Use one of the following formats:

  • xxx.xxx.xxx.xxx: Standard dotted-decimal notation for a single address. For example, 123.45.167.100.

  • xxx.xxx.xxx.xxx/n: Standard CIDR (Classless Inter-Domain Routing) notation. For example, 123.45.167.100/24 matches all IP addresses that start with 123.45.167.

  • www.domain_name: Standard domain name notation. For example, www.novell.com.

  • www.domain_name/n: Standard CIDR (Classless Inter-Domain Routing) notation for a domain name. For example, www.novell.com/16.

IMPORTANT:To enforce the ACL, an IP address range is expanded to individual IP addresses. A large range can consume significant resources on the device and impact performance. To minimize this impact, define ranges that include only the IP addresses you want to control.

Use the following format when specifying a MAC address: xx:xx:xx:xx:xx:xx. For example, 01:23:45:67:89:ab.

Copy an existing ACL from another policy

  1. Click Add > Copy Existing.

  2. Select the Firewall policies whose ACL you want to copy.

  3. Click OK.

All ACLs included in the other Firewall policies are copied. If necessary, you can edit the copied ACLs after they are added to the list.

Import an ACL from a policy export file

  1. Click Add > Import.

  2. Click to display the Select File dialog box.

  3. Click Browse, select the export file, then click OK.

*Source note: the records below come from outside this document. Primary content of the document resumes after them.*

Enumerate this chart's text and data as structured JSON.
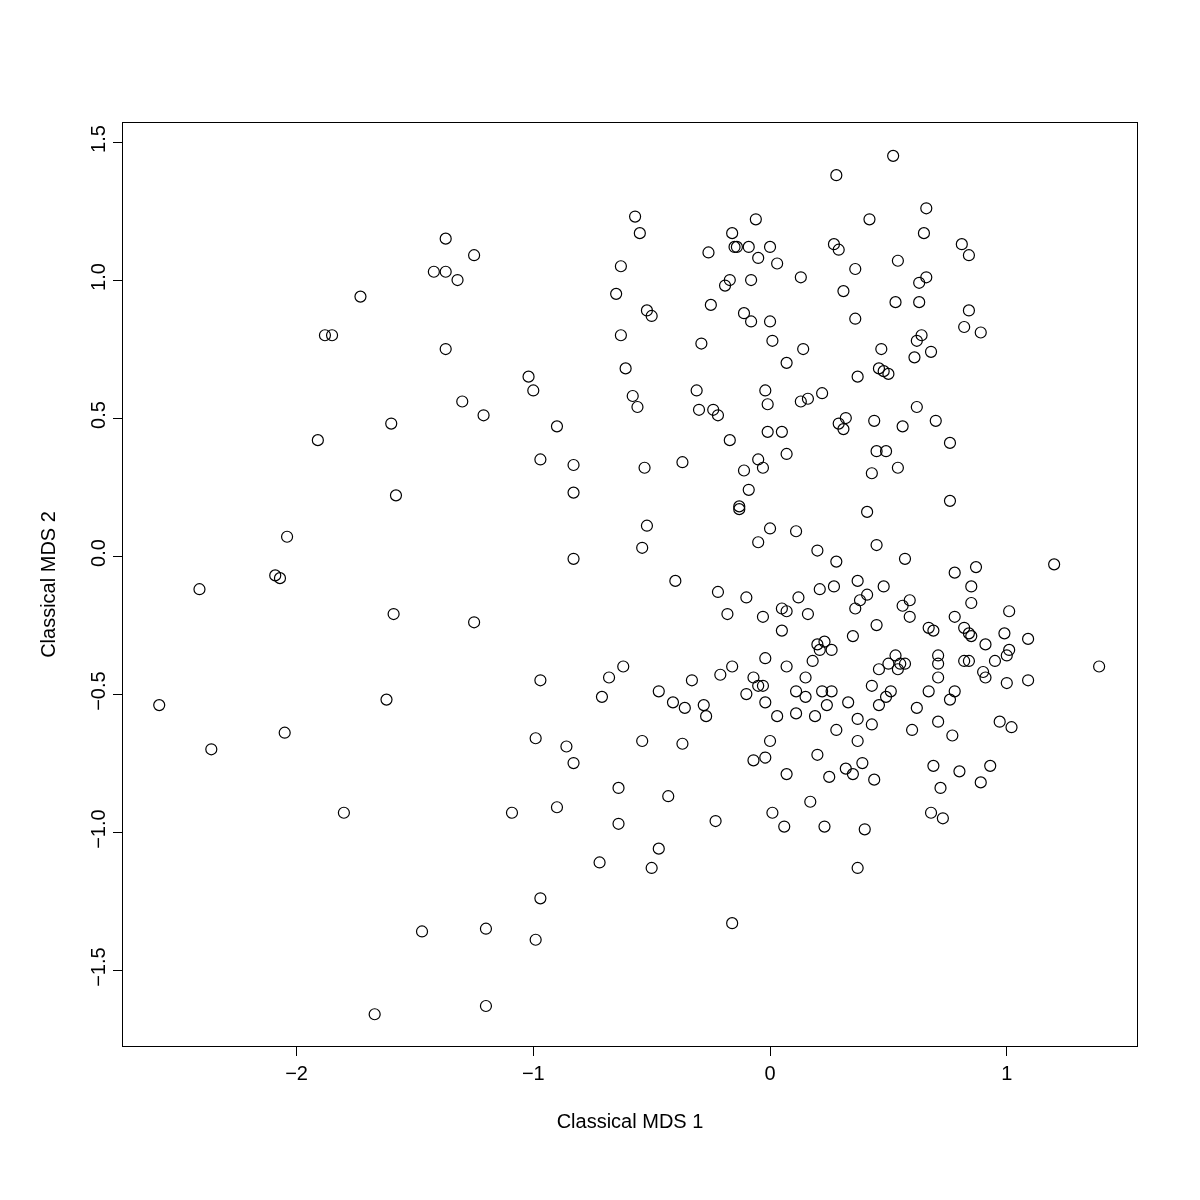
{
  "chart_data": {
    "type": "scatter",
    "xlabel": "Classical MDS 1",
    "ylabel": "Classical MDS 2",
    "color": "#000000",
    "marker": "circle",
    "grid": false,
    "legend": false,
    "xlim": [
      -2.733,
      1.55
    ],
    "ylim": [
      -1.775,
      1.569
    ],
    "xticks": [
      -2,
      -1,
      0,
      1
    ],
    "yticks": [
      -1.5,
      {
        "value": -1,
        "label": "−1.0"
      },
      -0.5,
      {
        "value": 0,
        "label": "0.0"
      },
      0.5,
      {
        "value": 1,
        "label": "1.0"
      },
      1.5
    ],
    "x": [
      -2.58,
      -2.41,
      -2.36,
      -2.09,
      -2.07,
      -2.04,
      -2.05,
      -1.91,
      -1.88,
      -1.85,
      -1.73,
      -1.8,
      -1.67,
      -1.62,
      -1.6,
      -1.59,
      -1.58,
      -1.47,
      -1.42,
      -1.37,
      -1.37,
      -1.37,
      -1.32,
      -1.3,
      -1.25,
      -1.25,
      -1.21,
      -1.2,
      -1.2,
      -1.09,
      -1.02,
      -1.0,
      -0.99,
      -0.99,
      -0.97,
      -0.97,
      -0.97,
      -0.9,
      -0.9,
      -0.86,
      -0.83,
      -0.83,
      -0.83,
      -0.83,
      -0.72,
      -0.71,
      -0.68,
      -0.65,
      -0.63,
      -0.64,
      -0.64,
      -0.63,
      -0.62,
      -0.61,
      -0.58,
      -0.57,
      -0.56,
      -0.55,
      -0.54,
      -0.54,
      -0.53,
      -0.52,
      -0.52,
      -0.5,
      -0.5,
      -0.47,
      -0.47,
      -0.43,
      -0.41,
      -0.4,
      -0.37,
      -0.37,
      -0.36,
      -0.33,
      -0.31,
      -0.3,
      -0.29,
      -0.28,
      -0.27,
      -0.26,
      -0.25,
      -0.24,
      -0.23,
      -0.22,
      -0.22,
      -0.21,
      -0.19,
      -0.18,
      -0.17,
      -0.17,
      -0.16,
      -0.16,
      -0.16,
      -0.15,
      -0.14,
      -0.13,
      -0.13,
      -0.11,
      -0.11,
      -0.09,
      -0.1,
      -0.1,
      -0.09,
      -0.08,
      -0.08,
      -0.07,
      -0.07,
      -0.06,
      -0.05,
      -0.05,
      -0.05,
      -0.05,
      -0.03,
      -0.03,
      -0.03,
      -0.02,
      -0.02,
      -0.02,
      -0.02,
      -0.01,
      -0.01,
      0.0,
      0.0,
      0.0,
      0.0,
      0.01,
      0.01,
      0.03,
      0.03,
      0.05,
      0.05,
      0.05,
      0.06,
      0.07,
      0.07,
      0.07,
      0.07,
      0.07,
      0.11,
      0.11,
      0.11,
      0.12,
      0.13,
      0.13,
      0.14,
      0.15,
      0.15,
      0.16,
      0.16,
      0.17,
      0.18,
      0.19,
      0.2,
      0.2,
      0.2,
      0.21,
      0.21,
      0.22,
      0.22,
      0.23,
      0.23,
      0.24,
      0.25,
      0.26,
      0.26,
      0.27,
      0.27,
      0.28,
      0.28,
      0.29,
      0.28,
      0.29,
      0.31,
      0.31,
      0.32,
      0.32,
      0.33,
      0.35,
      0.35,
      0.36,
      0.36,
      0.36,
      0.37,
      0.37,
      0.37,
      0.37,
      0.37,
      0.38,
      0.39,
      0.4,
      0.41,
      0.41,
      0.42,
      0.43,
      0.43,
      0.43,
      0.44,
      0.44,
      0.45,
      0.45,
      0.45,
      0.46,
      0.46,
      0.46,
      0.47,
      0.48,
      0.48,
      0.49,
      0.49,
      0.5,
      0.5,
      0.51,
      0.52,
      0.53,
      0.53,
      0.54,
      0.54,
      0.54,
      0.55,
      0.56,
      0.56,
      0.57,
      0.57,
      0.59,
      0.59,
      0.6,
      0.61,
      0.62,
      0.62,
      0.62,
      0.63,
      0.63,
      0.64,
      0.65,
      0.66,
      0.66,
      0.67,
      0.67,
      0.68,
      0.68,
      0.69,
      0.69,
      0.7,
      0.71,
      0.71,
      0.71,
      0.71,
      0.72,
      0.73,
      0.76,
      0.76,
      0.76,
      0.77,
      0.78,
      0.78,
      0.78,
      0.8,
      0.81,
      0.82,
      0.82,
      0.82,
      0.84,
      0.84,
      0.84,
      0.84,
      0.85,
      0.85,
      0.85,
      0.87,
      0.89,
      0.89,
      0.9,
      0.91,
      0.91,
      0.93,
      0.95,
      0.97,
      0.99,
      1.0,
      1.0,
      1.01,
      1.01,
      1.02,
      1.09,
      1.09,
      1.2,
      1.39
    ],
    "values": [
      -0.54,
      -0.12,
      -0.7,
      -0.07,
      -0.08,
      0.07,
      -0.64,
      0.42,
      0.8,
      0.8,
      0.94,
      -0.93,
      -1.66,
      -0.52,
      0.48,
      -0.21,
      0.22,
      -1.36,
      1.03,
      1.15,
      1.03,
      0.75,
      1.0,
      0.56,
      -0.24,
      1.09,
      0.51,
      -1.35,
      -1.63,
      -0.93,
      0.65,
      0.6,
      -1.39,
      -0.66,
      -0.45,
      -1.24,
      0.35,
      0.47,
      -0.91,
      -0.69,
      0.23,
      0.33,
      -0.01,
      -0.75,
      -1.11,
      -0.51,
      -0.44,
      0.95,
      1.05,
      -0.84,
      -0.97,
      0.8,
      -0.4,
      0.68,
      0.58,
      1.23,
      0.54,
      1.17,
      -0.67,
      0.03,
      0.32,
      0.11,
      0.89,
      0.87,
      -1.13,
      -0.49,
      -1.06,
      -0.87,
      -0.53,
      -0.09,
      0.34,
      -0.68,
      -0.55,
      -0.45,
      0.6,
      0.53,
      0.77,
      -0.54,
      -0.58,
      1.1,
      0.91,
      0.53,
      -0.96,
      0.51,
      -0.13,
      -0.43,
      0.98,
      -0.21,
      1.0,
      0.42,
      1.17,
      -1.33,
      -0.4,
      1.12,
      1.12,
      0.18,
      0.17,
      0.31,
      0.88,
      1.12,
      -0.15,
      -0.5,
      0.24,
      1.0,
      0.85,
      -0.74,
      -0.44,
      1.22,
      1.08,
      -0.47,
      0.35,
      0.05,
      0.32,
      -0.22,
      -0.47,
      -0.37,
      -0.53,
      0.6,
      -0.73,
      0.55,
      0.45,
      0.85,
      1.12,
      0.1,
      -0.67,
      -0.93,
      0.78,
      1.06,
      -0.58,
      0.45,
      -0.19,
      -0.27,
      -0.98,
      -0.4,
      0.37,
      -0.2,
      -0.79,
      0.7,
      0.09,
      -0.49,
      -0.57,
      -0.15,
      0.56,
      1.01,
      0.75,
      -0.44,
      -0.51,
      0.57,
      -0.21,
      -0.89,
      -0.38,
      -0.58,
      0.02,
      -0.32,
      -0.72,
      -0.34,
      -0.12,
      -0.49,
      0.59,
      -0.98,
      -0.31,
      -0.54,
      -0.8,
      -0.34,
      -0.49,
      -0.11,
      1.13,
      -0.63,
      1.38,
      1.11,
      -0.02,
      0.48,
      0.96,
      0.46,
      0.5,
      -0.77,
      -0.53,
      -0.29,
      -0.79,
      1.04,
      0.86,
      -0.19,
      -0.09,
      0.65,
      -1.13,
      -0.59,
      -0.67,
      -0.16,
      -0.75,
      -0.99,
      -0.14,
      0.16,
      1.22,
      0.3,
      -0.47,
      -0.61,
      0.49,
      -0.81,
      0.38,
      0.04,
      -0.25,
      -0.54,
      -0.41,
      0.68,
      0.75,
      -0.11,
      0.67,
      -0.51,
      0.38,
      0.66,
      -0.39,
      -0.49,
      1.45,
      -0.36,
      0.92,
      1.07,
      0.32,
      -0.41,
      -0.39,
      0.47,
      -0.18,
      -0.01,
      -0.39,
      -0.16,
      -0.22,
      -0.63,
      0.72,
      -0.55,
      0.78,
      0.54,
      0.99,
      0.92,
      0.8,
      1.17,
      1.26,
      1.01,
      -0.26,
      -0.49,
      0.74,
      -0.93,
      -0.27,
      -0.76,
      0.49,
      -0.44,
      -0.39,
      -0.36,
      -0.6,
      -0.84,
      -0.95,
      0.2,
      0.41,
      -0.52,
      -0.65,
      -0.49,
      -0.06,
      -0.22,
      -0.78,
      1.13,
      0.83,
      -0.38,
      -0.26,
      -0.28,
      1.09,
      0.89,
      -0.38,
      -0.17,
      -0.29,
      -0.11,
      -0.04,
      0.81,
      -0.82,
      -0.42,
      -0.44,
      -0.32,
      -0.76,
      -0.38,
      -0.6,
      -0.28,
      -0.36,
      -0.46,
      -0.34,
      -0.2,
      -0.62,
      -0.3,
      -0.45,
      -0.03,
      -0.4
    ]
  }
}
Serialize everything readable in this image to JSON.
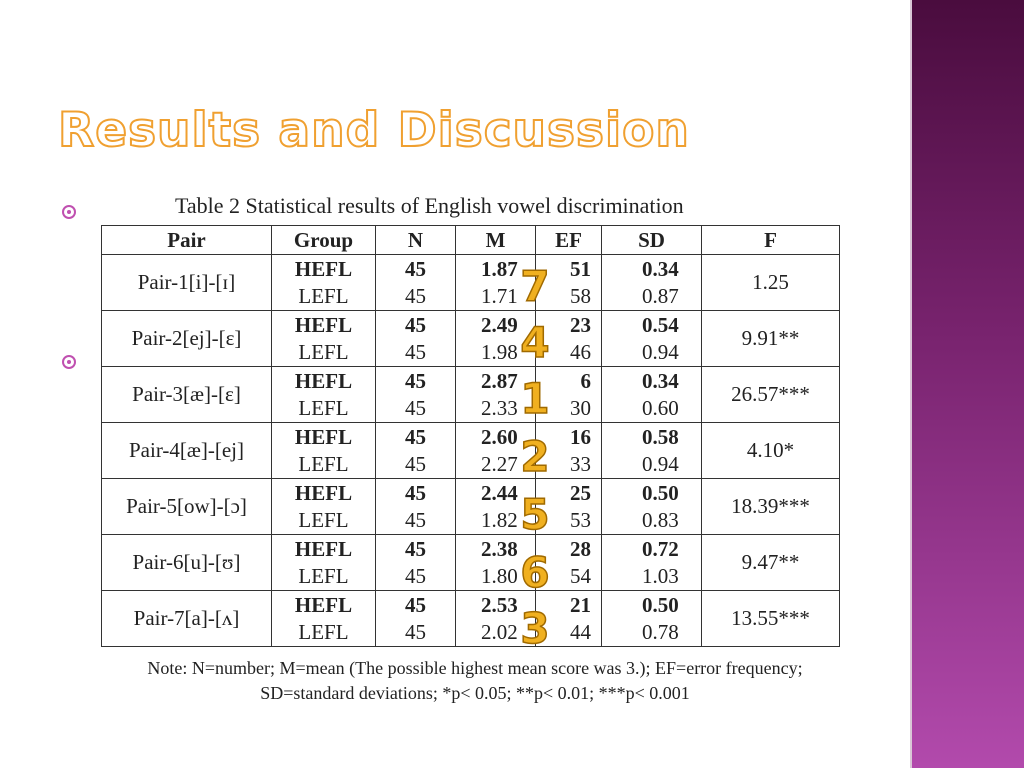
{
  "title": "Results and Discussion",
  "table": {
    "caption": "Table 2 Statistical results of English vowel discrimination",
    "headers": [
      "Pair",
      "Group",
      "N",
      "M",
      "EF",
      "SD",
      "F"
    ],
    "rows": [
      {
        "pair": "Pair-1[i]-[ɪ]",
        "hefl": {
          "group": "HEFL",
          "n": "45",
          "m": "1.87",
          "ef": "51",
          "sd": "0.34"
        },
        "lefl": {
          "group": "LEFL",
          "n": "45",
          "m": "1.71",
          "ef": "58",
          "sd": "0.87"
        },
        "f": "1.25",
        "rank": "7"
      },
      {
        "pair": "Pair-2[ej]-[ɛ]",
        "hefl": {
          "group": "HEFL",
          "n": "45",
          "m": "2.49",
          "ef": "23",
          "sd": "0.54"
        },
        "lefl": {
          "group": "LEFL",
          "n": "45",
          "m": "1.98",
          "ef": "46",
          "sd": "0.94"
        },
        "f": "9.91**",
        "rank": "4"
      },
      {
        "pair": "Pair-3[æ]-[ɛ]",
        "hefl": {
          "group": "HEFL",
          "n": "45",
          "m": "2.87",
          "ef": "6",
          "sd": "0.34"
        },
        "lefl": {
          "group": "LEFL",
          "n": "45",
          "m": "2.33",
          "ef": "30",
          "sd": "0.60"
        },
        "f": "26.57***",
        "rank": "1"
      },
      {
        "pair": "Pair-4[æ]-[ej]",
        "hefl": {
          "group": "HEFL",
          "n": "45",
          "m": "2.60",
          "ef": "16",
          "sd": "0.58"
        },
        "lefl": {
          "group": "LEFL",
          "n": "45",
          "m": "2.27",
          "ef": "33",
          "sd": "0.94"
        },
        "f": "4.10*",
        "rank": "2"
      },
      {
        "pair": "Pair-5[ow]-[ɔ]",
        "hefl": {
          "group": "HEFL",
          "n": "45",
          "m": "2.44",
          "ef": "25",
          "sd": "0.50"
        },
        "lefl": {
          "group": "LEFL",
          "n": "45",
          "m": "1.82",
          "ef": "53",
          "sd": "0.83"
        },
        "f": "18.39***",
        "rank": "5"
      },
      {
        "pair": "Pair-6[u]-[ʊ]",
        "hefl": {
          "group": "HEFL",
          "n": "45",
          "m": "2.38",
          "ef": "28",
          "sd": "0.72"
        },
        "lefl": {
          "group": "LEFL",
          "n": "45",
          "m": "1.80",
          "ef": "54",
          "sd": "1.03"
        },
        "f": "9.47**",
        "rank": "6"
      },
      {
        "pair": "Pair-7[a]-[ʌ]",
        "hefl": {
          "group": "HEFL",
          "n": "45",
          "m": "2.53",
          "ef": "21",
          "sd": "0.50"
        },
        "lefl": {
          "group": "LEFL",
          "n": "45",
          "m": "2.02",
          "ef": "44",
          "sd": "0.78"
        },
        "f": "13.55***",
        "rank": "3"
      }
    ],
    "note_line1": "Note: N=number; M=mean (The possible highest mean score was 3.); EF=error frequency;",
    "note_line2": "SD=standard deviations; *p< 0.05; **p< 0.01; ***p< 0.001"
  },
  "colors": {
    "title_outline": "#f0a030",
    "rank_digits": "#f0b020",
    "bullet": "#c050b0",
    "sidebar": "#7a2470"
  }
}
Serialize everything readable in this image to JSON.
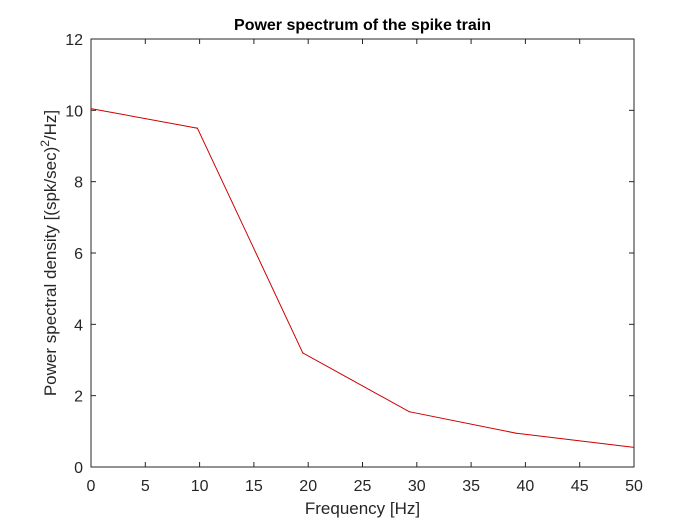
{
  "chart_data": {
    "type": "line",
    "title": "Power spectrum of the spike train",
    "xlabel": "Frequency [Hz]",
    "ylabel_parts": {
      "before": "Power spectral density [(spk/sec)",
      "superscript": "2",
      "after": "/Hz]"
    },
    "xlim": [
      0,
      50
    ],
    "ylim": [
      0,
      12
    ],
    "xticks": [
      0,
      5,
      10,
      15,
      20,
      25,
      30,
      35,
      40,
      45,
      50
    ],
    "yticks": [
      0,
      2,
      4,
      6,
      8,
      10,
      12
    ],
    "grid": false,
    "series": [
      {
        "x": [
          0,
          9.8,
          19.5,
          29.3,
          39.1,
          50
        ],
        "y": [
          10.05,
          9.5,
          3.2,
          1.55,
          0.95,
          0.55
        ],
        "color": "#cc0000"
      }
    ]
  }
}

  4. Click OK to add the ACLs to the list.

All ACLs included in the export file are imported. If necessary, you can edit the imported ACLs after they are added to the list.

For information about exporting ACLs, see Export an ACL.

Enable or disable an ACL

  1. Locate the ACL in the list

  2. In the Enabled column, select the check box to enable the ACL.

    or

    Deselect the check box to disable the ACL.

When you add an ACL it is enabled by default. You can disable an ACL to save it in the policy but no longer apply it.

Edit an ACL

  1. Click the ACL name.

  2. Modify the fields as desired.

  3. Click OK.

 

Rename an ACL

  1. Select the check box next to the ACL name, then click Edit > Rename.

  2. Modify the name as desired.

  3. Click OK.

 

Export an ACL

  1. Select the check box next to the ACL name.

    You can select multiple ACLs to export.

  2. Click Edit > Export.

  3. Save the file.

    The default name given to the file is sharedComponents.xml. You can change the name if desired. Do not change the .xml extension.

 

Delete an ACL

  1. Select the check box next to the ACL name, then click Delete.

  2. Click OK to confirm deletion of the ACL.